Marketing automation offers a myriad of tools to make marketing easier and improve its effectiveness, but it also offers significant value to sales as well. It can greatly improve the efficiency of the sales cycle and drive more leads if it’s implemented correctly.
The secret to marketing automation success is involving sales in the process. Gone are the days where sales and marketing work independently of each other. Today’s companies must align their teams as partners in pipeline management and lead conversion. This is critical, yet one of the most overlooked aspects to adoption.
The reason for this is marketing automation will change your existing lead-to-revenue management process. Both teams will need to understand and reach consensus on the changes in order to enable success and collaboration. To accomplish this, you’ll need to meet as a group, map your existing processes, identify what will change during deployment, and understand how those changes will impact each other’s workflow.
The following three key items should be at the top of your meeting agenda. You’ll want to address them prior to implementation to ensure a smooth transition:
Lead source: If you employ a two-tiered lead source model – e.g. a categorical source, such as “trade show,” combined with a sub category, such as the name of the event – you’ll need to consider whether this is sustainable. Your marketing automation platform will track ROI in a very specific way that may differ from your current model. You’ll need to be flexible here and decide the best way to adapt your sourcing process. Once you decide on the appropriate changes, pull reports out of your CRM to ensure you don’t lose your historical data. You can always convert a two-tiered lead sourcing model into a one source model by combining them and overwriting your data. In the example above, a trade show lead source might become TradeShow|TradeShowName.
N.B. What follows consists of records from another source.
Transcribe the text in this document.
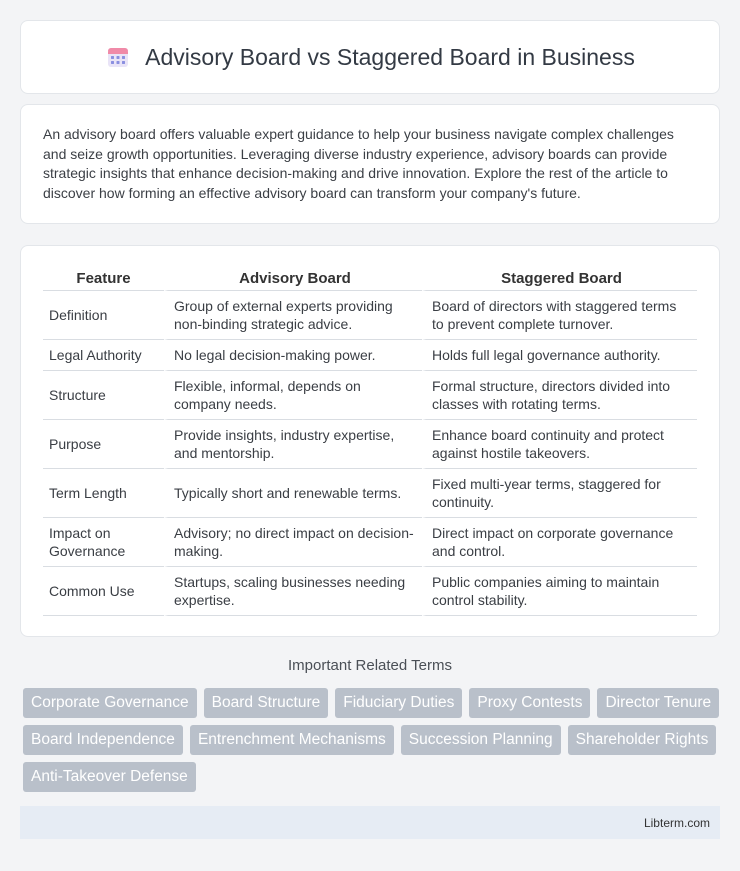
Advisory Board vs Staggered Board in Business

An advisory board offers valuable expert guidance to help your business navigate complex challenges and seize growth opportunities. Leveraging diverse industry experience, advisory boards can provide strategic insights that enhance decision-making and drive innovation. Explore the rest of the article to discover how forming an effective advisory board can transform your company's future.

Feature	Advisory Board	Staggered Board
Definition	Group of external experts providing non-binding strategic advice.	Board of directors with staggered terms to prevent complete turnover.
Legal Authority	No legal decision-making power.	Holds full legal governance authority.
Structure	Flexible, informal, depends on company needs.	Formal structure, directors divided into classes with rotating terms.
Purpose	Provide insights, industry expertise, and mentorship.	Enhance board continuity and protect against hostile takeovers.
Term Length	Typically short and renewable terms.	Fixed multi-year terms, staggered for continuity.
Impact on Governance	Advisory; no direct impact on decision-making.	Direct impact on corporate governance and control.
Common Use	Startups, scaling businesses needing expertise.	Public companies aiming to maintain control stability.
Important Related Terms
Corporate Governance	Board Structure	Fiduciary Duties	Proxy Contests	Director Tenure
Board Independence	Entrenchment Mechanisms	Succession Planning	Shareholder Rights
Anti-Takeover Defense
Libterm.com
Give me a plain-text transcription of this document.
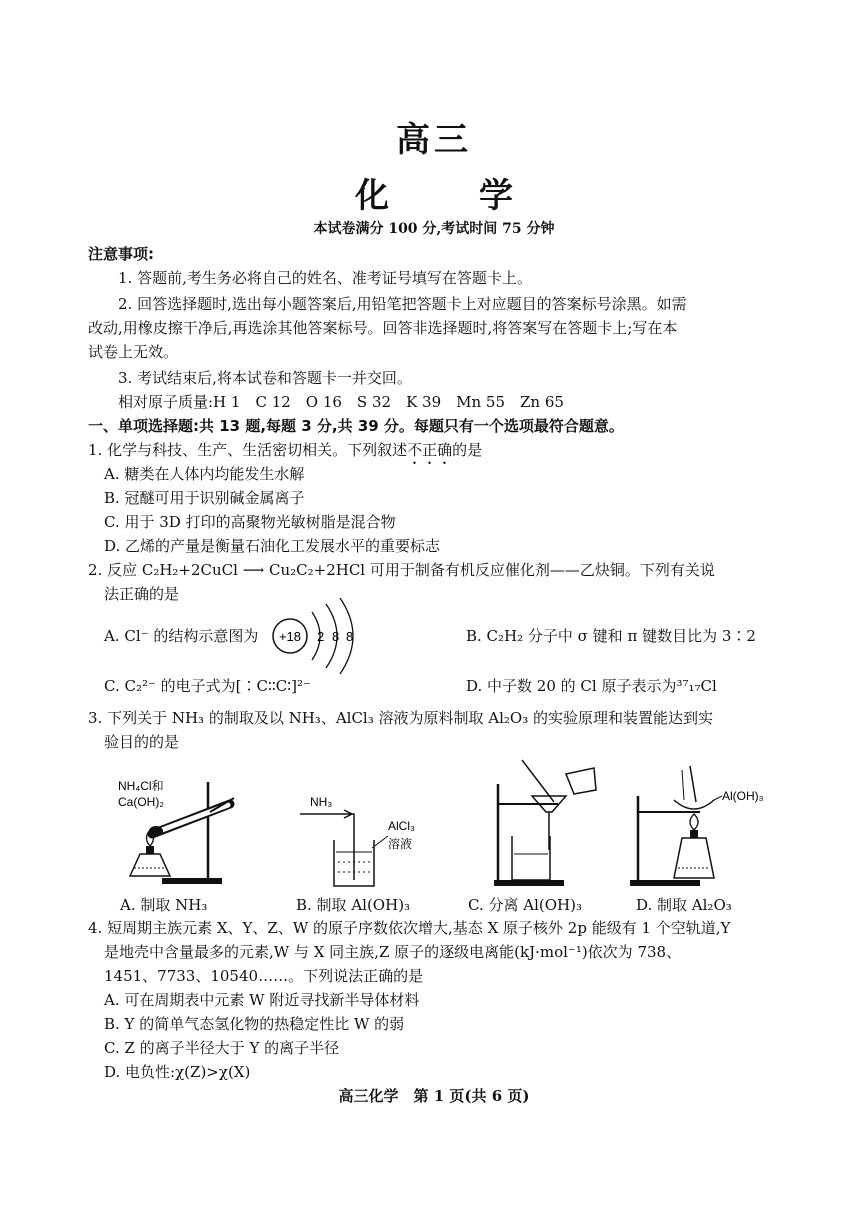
高三
化　学
本试卷满分 100 分,考试时间 75 分钟
注意事项:
1. 答题前,考生务必将自己的姓名、准考证号填写在答题卡上。
2. 回答选择题时,选出每小题答案后,用铅笔把答题卡上对应题目的答案标号涂黑。如需
改动,用橡皮擦干净后,再选涂其他答案标号。回答非选择题时,将答案写在答题卡上;写在本
试卷上无效。
3. 考试结束后,将本试卷和答题卡一并交回。
相对原子质量:H 1　C 12　O 16　S 32　K 39　Mn 55　Zn 65
一、单项选择题:共 13 题,每题 3 分,共 39 分。每题只有一个选项最符合题意。
1. 化学与科技、生产、生活密切相关。下列叙述不正确的是
A. 糖类在人体内均能发生水解
B. 冠醚可用于识别碱金属离子
C. 用于 3D 打印的高聚物光敏树脂是混合物
D. 乙烯的产量是衡量石油化工发展水平的重要标志
2. 反应 C₂H₂+2CuCl ⟶ Cu₂C₂+2HCl 可用于制备有机反应催化剂——乙炔铜。下列有关说
法正确的是
A. Cl⁻ 的结构示意图为 +18 2 8 8	B. C₂H₂ 分子中 σ 键和 π 键数目比为 3∶2
C. C₂²⁻ 的电子式为[∶C∶∶C∶]²⁻	D. 中子数 20 的 Cl 原子表示为³⁷₁₇Cl
3. 下列关于 NH₃ 的制取及以 NH₃、AlCl₃ 溶液为原料制取 Al₂O₃ 的实验原理和装置能达到实
验目的的是
NH₄Cl和
Ca(OH)₂
A. 制取 NH₃
NH₃
AlCl₃
溶液
B. 制取 Al(OH)₃	C. 分离 Al(OH)₃
Al(OH)₃
D. 制取 Al₂O₃
4. 短周期主族元素 X、Y、Z、W 的原子序数依次增大,基态 X 原子核外 2p 能级有 1 个空轨道,Y
是地壳中含量最多的元素,W 与 X 同主族,Z 原子的逐级电离能(kJ·mol⁻¹)依次为 738、
1451、7733、10540……。下列说法正确的是
A. 可在周期表中元素 W 附近寻找新半导体材料
B. Y 的简单气态氢化物的热稳定性比 W 的弱
C. Z 的离子半径大于 Y 的离子半径
D. 电负性:χ(Z)>χ(X)
高三化学　第 1 页(共 6 页)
Lead status: The pipeline and lead management process you put in place should accommodate a bidirectional workflow between the marketing automation platform and the CRM. The lead status field plays a very important role in that workflow as it will impact nurture campaigns and lead scoring. Both teams will need to reach consensus on how they’ll categorize leads. For example, if sales calls on a prospect and determines they’re not yet ready to buy, sales can change the lead status to “remarket” in the CRM and have them added into a nurture campaign in the marketing automation platform. Marketing should work with sales to establish status options that make sense within the context of a bidirectional workflow and overall lead management process.
ROI reports: Any good marketing automation platform worth its salt will have the ability to track and report on opportunities generated from campaigns originating in the platform. Lead-to-revenue reporting is one of the most valuable aspects of marketing automation adoption, so getting it right will require some give and take between marketing and sales. First, lead sourcing must be established, as outlined above. Then the CRM must be adapted so the lead source “follows” the lead from creation to closure. It’s imperative that you map the original lead source created in the marketing automation platform from the lead to the contact and opportunity records in the CRM. Most CRM workflow engines can easily handle this automatically. What’s important is that the originating lead is associated with the opportunity, which may require that sales associate convert the original lead/contact as the opportunity owner.
There are a number of important considerations to take into account when you’re implementing new technology. Make sure your marketing and sales teams collaborate and agree on new processes before you implement a marketing automation platform. It will help ensure both teams realize the full benefits of this powerful technology.